L’allusion, comme le colophon, vise le dire du sujet à partir de ses dits -régis par les lois de la métaphore et de la métonymie-. Ce dire est formalisé de différentes façons sans pour autant se confondre avec les concepts antérieurs de parole pleine, de sujet de l’énonciation, et de la béance ou intervalle de la chaîne où se situe le sujet de l’inconscient, jusqu’à aboutir au point de jouissance. Le sujet trouve le sens de sa vie dans sa jouissance, point où vise l’opération analytique.

2. L’inconscient comme réel

Dans le Séminaire XI Lacan signale que l’inconscient est le non-réalisé : “Achoppement, défaillance, fêlure. Dans une phrase prononcée, écrite, quelque chose vient à trébucher. Freud est aimanté par ces phénomènes, et c’est là qu’il va chercher l’inconscient. Là, quelque chose d’autre demande à se réaliser”[22].
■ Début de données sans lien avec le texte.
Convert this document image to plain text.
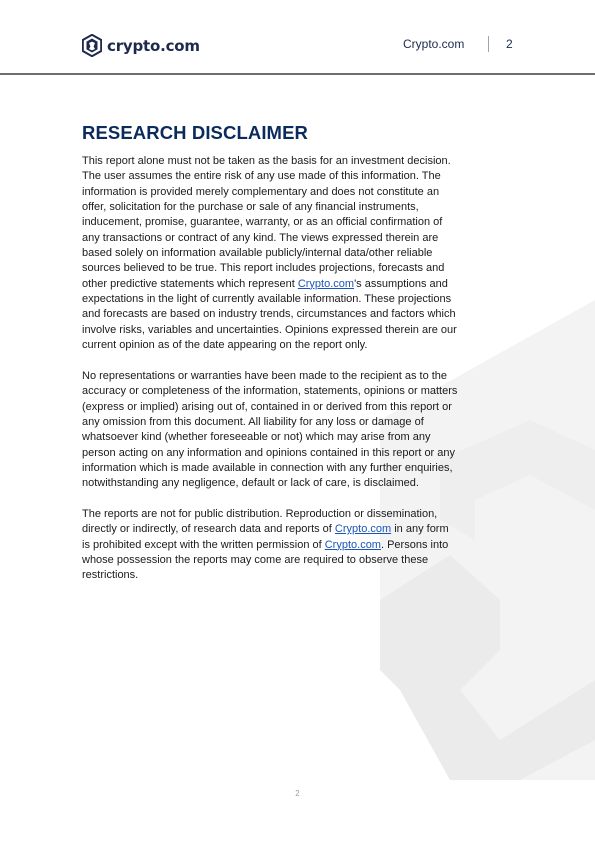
crypto.com	Crypto.com	2
RESEARCH DISCLAIMER

This report alone must not be taken as the basis for an investment decision.
The user assumes the entire risk of any use made of this information. The
information is provided merely complementary and does not constitute an
offer, solicitation for the purchase or sale of any financial instruments,
inducement, promise, guarantee, warranty, or as an official confirmation of
any transactions or contract of any kind. The views expressed therein are
based solely on information available publicly/internal data/other reliable
sources believed to be true. This report includes projections, forecasts and
other predictive statements which represent Crypto.com's assumptions and
expectations in the light of currently available information. These projections
and forecasts are based on industry trends, circumstances and factors which
involve risks, variables and uncertainties. Opinions expressed therein are our
current opinion as of the date appearing on the report only.

No representations or warranties have been made to the recipient as to the
accuracy or completeness of the information, statements, opinions or matters
(express or implied) arising out of, contained in or derived from this report or
any omission from this document. All liability for any loss or damage of
whatsoever kind (whether foreseeable or not) which may arise from any
person acting on any information and opinions contained in this report or any
information which is made available in connection with any further enquiries,
notwithstanding any negligence, default or lack of care, is disclaimed.

The reports are not for public distribution. Reproduction or dissemination,
directly or indirectly, of research data and reports of Crypto.com in any form
is prohibited except with the written permission of Crypto.com. Persons into
whose possession the reports may come are required to observe these
restrictions.

2
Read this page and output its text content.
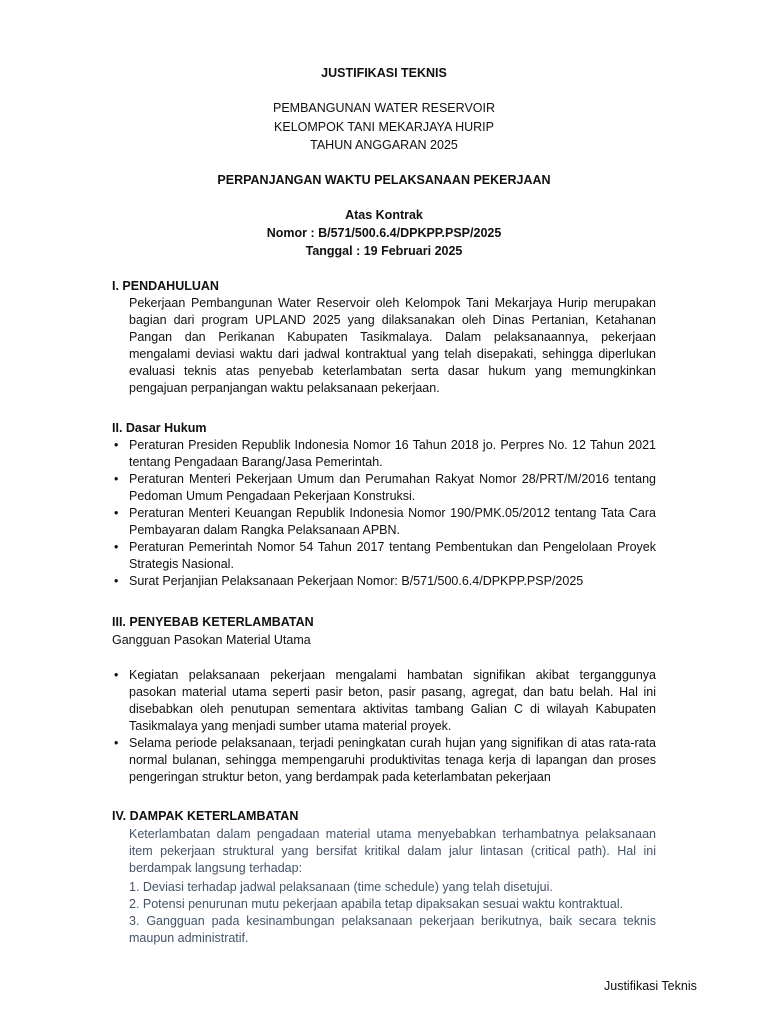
JUSTIFIKASI TEKNIS
PEMBANGUNAN WATER RESERVOIR
KELOMPOK TANI MEKARJAYA HURIP
TAHUN ANGGARAN 2025
PERPANJANGAN WAKTU PELAKSANAAN PEKERJAAN
Atas Kontrak
Nomor : B/571/500.6.4/DPKPP.PSP/2025
Tanggal : 19 Februari 2025
I. PENDAHULUAN
Pekerjaan Pembangunan Water Reservoir oleh Kelompok Tani Mekarjaya Hurip merupakan bagian dari program UPLAND 2025 yang dilaksanakan oleh Dinas Pertanian, Ketahanan Pangan dan Perikanan Kabupaten Tasikmalaya. Dalam pelaksanaannya, pekerjaan mengalami deviasi waktu dari jadwal kontraktual yang telah disepakati, sehingga diperlukan evaluasi teknis atas penyebab keterlambatan serta dasar hukum yang memungkinkan pengajuan perpanjangan waktu pelaksanaan pekerjaan.
II. Dasar Hukum
• Peraturan Presiden Republik Indonesia Nomor 16 Tahun 2018 jo. Perpres No. 12 Tahun 2021 tentang Pengadaan Barang/Jasa Pemerintah.
• Peraturan Menteri Pekerjaan Umum dan Perumahan Rakyat Nomor 28/PRT/M/2016 tentang Pedoman Umum Pengadaan Pekerjaan Konstruksi.
• Peraturan Menteri Keuangan Republik Indonesia Nomor 190/PMK.05/2012 tentang Tata Cara Pembayaran dalam Rangka Pelaksanaan APBN.
• Peraturan Pemerintah Nomor 54 Tahun 2017 tentang Pembentukan dan Pengelolaan Proyek Strategis Nasional.
• Surat Perjanjian Pelaksanaan Pekerjaan Nomor: B/571/500.6.4/DPKPP.PSP/2025
III. PENYEBAB KETERLAMBATAN
Gangguan Pasokan Material Utama
• Kegiatan pelaksanaan pekerjaan mengalami hambatan signifikan akibat terganggunya pasokan material utama seperti pasir beton, pasir pasang, agregat, dan batu belah. Hal ini disebabkan oleh penutupan sementara aktivitas tambang Galian C di wilayah Kabupaten Tasikmalaya yang menjadi sumber utama material proyek.
• Selama periode pelaksanaan, terjadi peningkatan curah hujan yang signifikan di atas rata-rata normal bulanan, sehingga mempengaruhi produktivitas tenaga kerja di lapangan dan proses pengeringan struktur beton, yang berdampak pada keterlambatan pekerjaan
IV. DAMPAK KETERLAMBATAN
Keterlambatan dalam pengadaan material utama menyebabkan terhambatnya pelaksanaan item pekerjaan struktural yang bersifat kritikal dalam jalur lintasan (critical path). Hal ini berdampak langsung terhadap:
1. Deviasi terhadap jadwal pelaksanaan (time schedule) yang telah disetujui.
2. Potensi penurunan mutu pekerjaan apabila tetap dipaksakan sesuai waktu kontraktual.
3. Gangguan pada kesinambungan pelaksanaan pekerjaan berikutnya, baik secara teknis maupun administratif.
Justifikasi Teknis
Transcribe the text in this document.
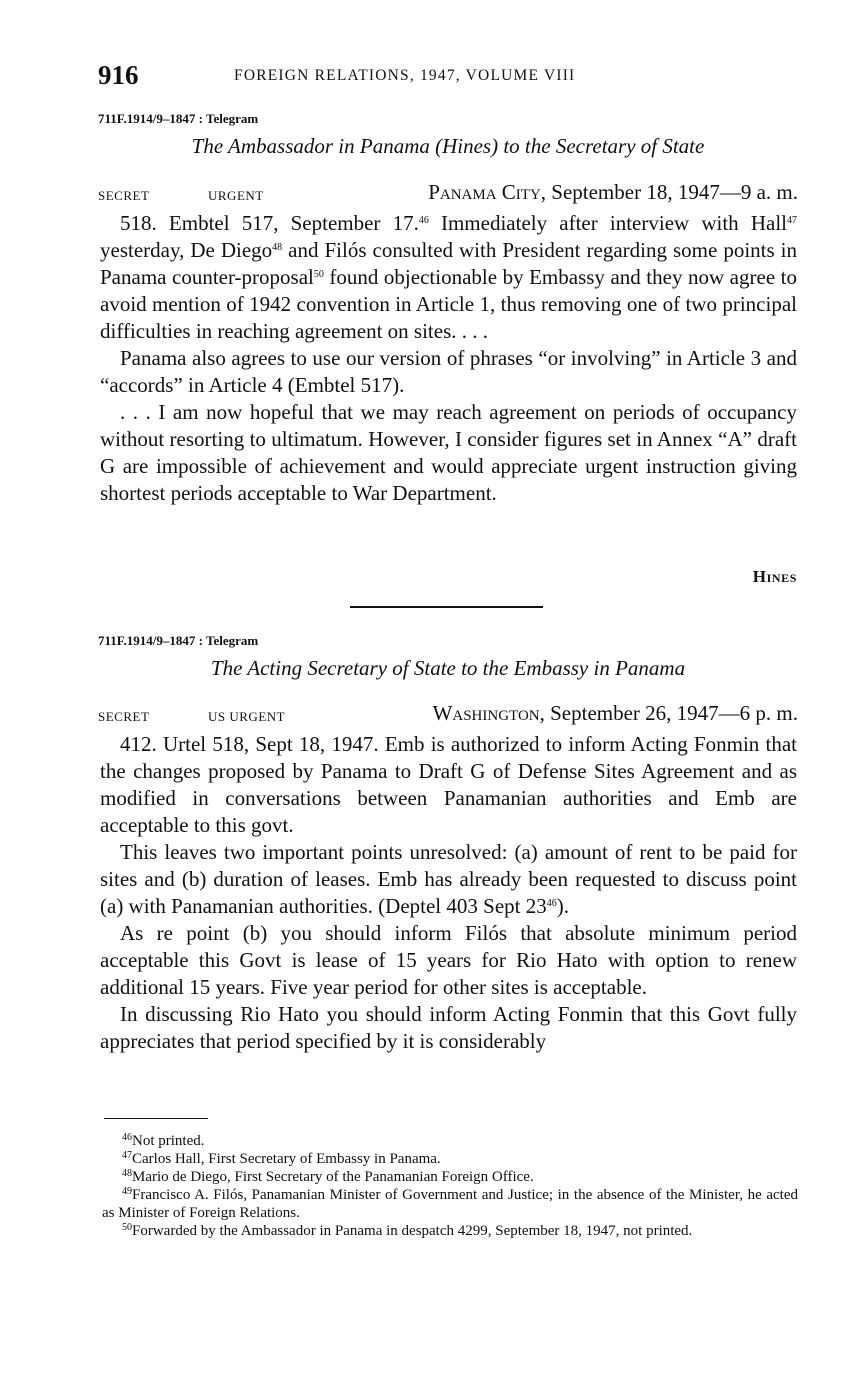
916	FOREIGN RELATIONS, 1947, VOLUME VIII
711F.1914/9–1847 : Telegram
The Ambassador in Panama (Hines) to the Secretary of State
SECRET	URGENT	Panama City, September 18, 1947—9 a. m.

518. Embtel 517, September 17.46 Immediately after interview with Hall$^{47}$ yesterday, De Diego$^{48}$ and Filós consulted with President regarding some points in Panama counter-proposal$^{50}$ found objectionable by Embassy and they now agree to avoid mention of 1942 convention in Article 1, thus removing one of two principal difficulties in reaching agreement on sites. . . .

Panama also agrees to use our version of phrases “or involving” in Article 3 and “accords” in Article 4 (Embtel 517).

. . . I am now hopeful that we may reach agreement on periods of occupancy without resorting to ultimatum. However, I consider figures set in Annex “A” draft G are impossible of achievement and would appreciate urgent instruction giving shortest periods acceptable to War Department.

Hines
711F.1914/9–1847 : Telegram
The Acting Secretary of State to the Embassy in Panama
SECRET	US URGENT	Washington, September 26, 1947—6 p. m.

412. Urtel 518, Sept 18, 1947. Emb is authorized to inform Acting Fonmin that the changes proposed by Panama to Draft G of Defense Sites Agreement and as modified in conversations between Panamanian authorities and Emb are acceptable to this govt.

This leaves two important points unresolved: (a) amount of rent to be paid for sites and (b) duration of leases. Emb has already been requested to discuss point (a) with Panamanian authorities. (Deptel 403 Sept $23^{46}$).

As re point (b) you should inform Filós that absolute minimum period acceptable this Govt is lease of 15 years for Rio Hato with option to renew additional 15 years. Five year period for other sites is acceptable.

In discussing Rio Hato you should inform Acting Fonmin that this Govt fully appreciates that period specified by it is considerably

$^{46}$Not printed.

$^{47}$Carlos Hall, First Secretary of Embassy in Panama.

$^{48}$Mario de Diego, First Secretary of the Panamanian Foreign Office.

$^{49}$Francisco A. Filós, Panamanian Minister of Government and Justice; in the absence of the Minister, he acted as Minister of Foreign Relations.

$^{50}$Forwarded by the Ambassador in Panama in despatch 4299, September 18, 1947, not printed.
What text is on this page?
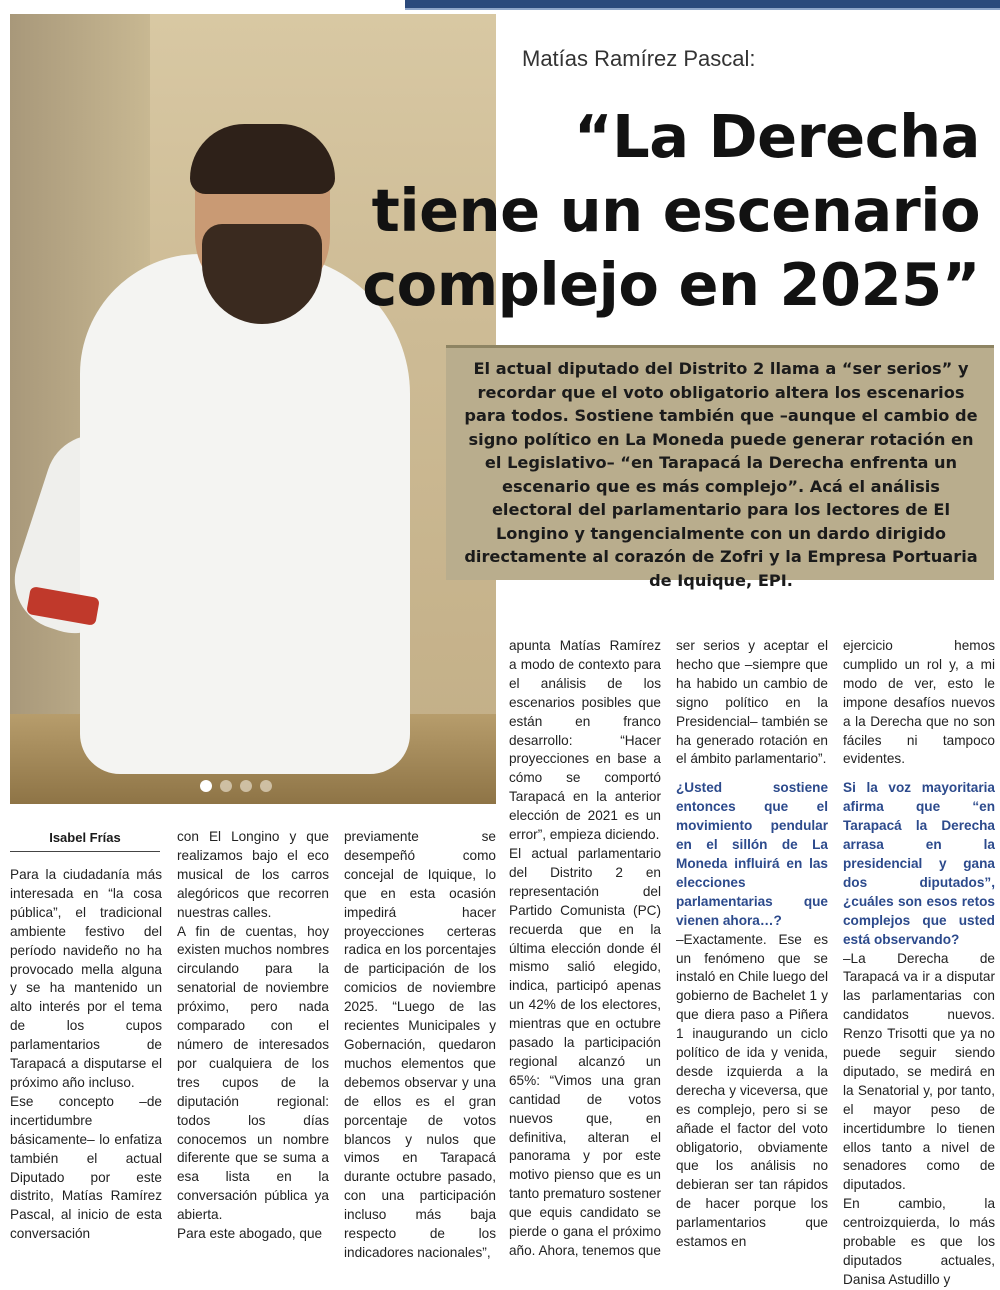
Matías Ramírez Pascal:
“La Derecha
tiene un escenario
complejo en 2025”
El actual diputado del Distrito 2 llama a “ser serios” y recordar que el voto obligatorio altera los escenarios para todos. Sostiene también que –aunque el cambio de signo político en La Moneda puede generar rotación en el Legislativo– “en Tarapacá la Derecha enfrenta un escenario que es más complejo”. Acá el análisis electoral del parlamentario para los lectores de El Longino y tangencialmente con un dardo dirigido directamente al corazón de Zofri y la Empresa Portuaria de Iquique, EPI.
Isabel Frías

Para la ciudadanía más interesada en “la cosa pública”, el tradicional ambiente festivo del período navideño no ha provocado mella alguna y se ha mantenido un alto interés por el tema de los cupos parlamentarios de Tarapacá a disputarse el próximo año incluso.

Ese concepto –de incertidumbre básicamente– lo enfatiza también el actual Diputado por este distrito, Matías Ramírez Pascal, al inicio de esta conversación

con El Longino y que realizamos bajo el eco musical de los carros alegóricos que recorren nuestras calles.

A fin de cuentas, hoy existen muchos nombres circulando para la senatorial de noviembre próximo, pero nada comparado con el número de interesados por cualquiera de los tres cupos de la diputación regional: todos los días conocemos un nombre diferente que se suma a esa lista en la conversación pública ya abierta.

Para este abogado, que

previamente se desempeñó como concejal de Iquique, lo que en esta ocasión impedirá hacer proyecciones certeras radica en los porcentajes de participación de los comicios de noviembre 2025. “Luego de las recientes Municipales y Gobernación, quedaron muchos elementos que debemos observar y una de ellos es el gran porcentaje de votos blancos y nulos que vimos en Tarapacá durante octubre pasado, con una participación incluso más baja respecto de los indicadores nacionales”,

apunta Matías Ramírez a modo de contexto para el análisis de los escenarios posibles que están en franco desarrollo: “Hacer proyecciones en base a cómo se comportó Tarapacá en la anterior elección de 2021 es un error”, empieza diciendo.

El actual parlamentario del Distrito 2 en representación del Partido Comunista (PC) recuerda que en la última elección donde él mismo salió elegido, indica, participó apenas un 42% de los electores, mientras que en octubre pasado la participación regional alcanzó un 65%: “Vimos una gran cantidad de votos nuevos que, en definitiva, alteran el panorama y por este motivo pienso que es un tanto prematuro sostener que equis candidato se pierde o gana el próximo año. Ahora, tenemos que

ser serios y aceptar el hecho que –siempre que ha habido un cambio de signo político en la Presidencial– también se ha generado rotación en el ámbito parlamentario”.

¿Usted sostiene entonces que el movimiento pendular en el sillón de La Moneda influirá en las elecciones parlamentarias que vienen ahora…?

–Exactamente. Ese es un fenómeno que se instaló en Chile luego del gobierno de Bachelet 1 y que diera paso a Piñera 1 inaugurando un ciclo político de ida y venida, desde izquierda a la derecha y viceversa, que es complejo, pero si se añade el factor del voto obligatorio, obviamente que los análisis no debieran ser tan rápidos de hacer porque los parlamentarios que estamos en

ejercicio hemos cumplido un rol y, a mi modo de ver, esto le impone desafíos nuevos a la Derecha que no son fáciles ni tampoco evidentes.

Si la voz mayoritaria afirma que “en Tarapacá la Derecha arrasa en la presidencial y gana dos diputados”, ¿cuáles son esos retos complejos que usted está observando?

–La Derecha de Tarapacá va ir a disputar las parlamentarias con candidatos nuevos. Renzo Trisotti que ya no puede seguir siendo diputado, se medirá en la Senatorial y, por tanto, el mayor peso de incertidumbre lo tienen ellos tanto a nivel de senadores como de diputados.

En cambio, la centroizquierda, lo más probable es que los diputados actuales, Danisa Astudillo y
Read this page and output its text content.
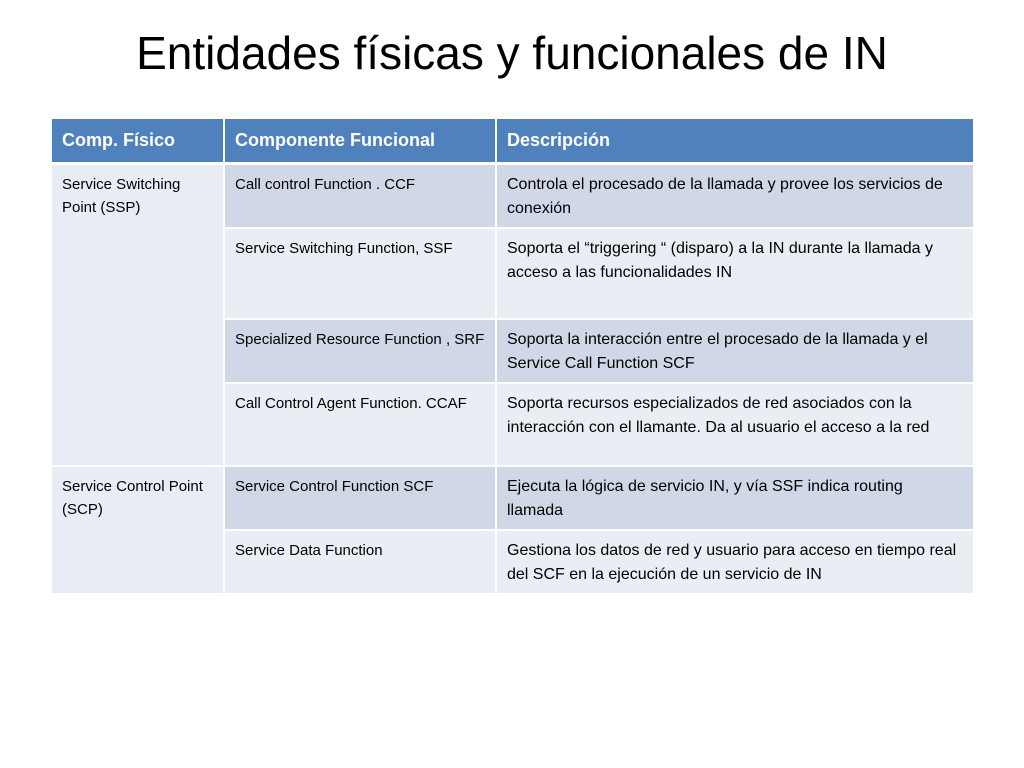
Entidades físicas y funcionales de IN
Comp. Físico	Componente Funcional	Descripción
Service Switching Point (SSP)	Call control Function . CCF	Controla el procesado de la llamada y provee los servicios de conexión
	Service Switching Function, SSF	Soporta el “triggering “ (disparo) a la IN durante la llamada y acceso a las funcionalidades IN
	Specialized Resource Function , SRF	Soporta la interacción entre el procesado de la llamada y el Service Call Function SCF
	Call Control Agent Function. CCAF	Soporta recursos especializados de red asociados con la interacción con el llamante. Da al usuario el acceso a la red
Service Control Point (SCP)	Service Control Function SCF	Ejecuta la lógica de servicio IN, y vía SSF indica routing llamada
	Service Data Function	Gestiona los datos de red y usuario para acceso en tiempo real del SCF en la ejecución de un servicio de IN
L’inconscient peut être né ou non, peut se réaliser ou se renfermer, en fonction du dispositif analytique. Il n’est pas être ni non-être, c’est ce qui demande d’être réalisé, même si rien n’assure cette réalisation. Lacan affirme que c’est pré-ontologique : il ne concerne pas au registre de l’être.

Lacan retrouve cette palpitation de l’inconscient dans le mythe d’Eurydice, épouse d’Orphée, qui meurt par une morsure de serpent. Orphée descend aux enfers. Il réussit à émouvoir les divinités infernelles avec sa musique et ils lui permettent de la ramener à la terre, à condition de ne pas essayer de la regarder avant d’avoir sorti au soleil. Mais il n’arrive pas à resister son désir de la revoir et il se retourne : Eurydice est reprise par les enfers.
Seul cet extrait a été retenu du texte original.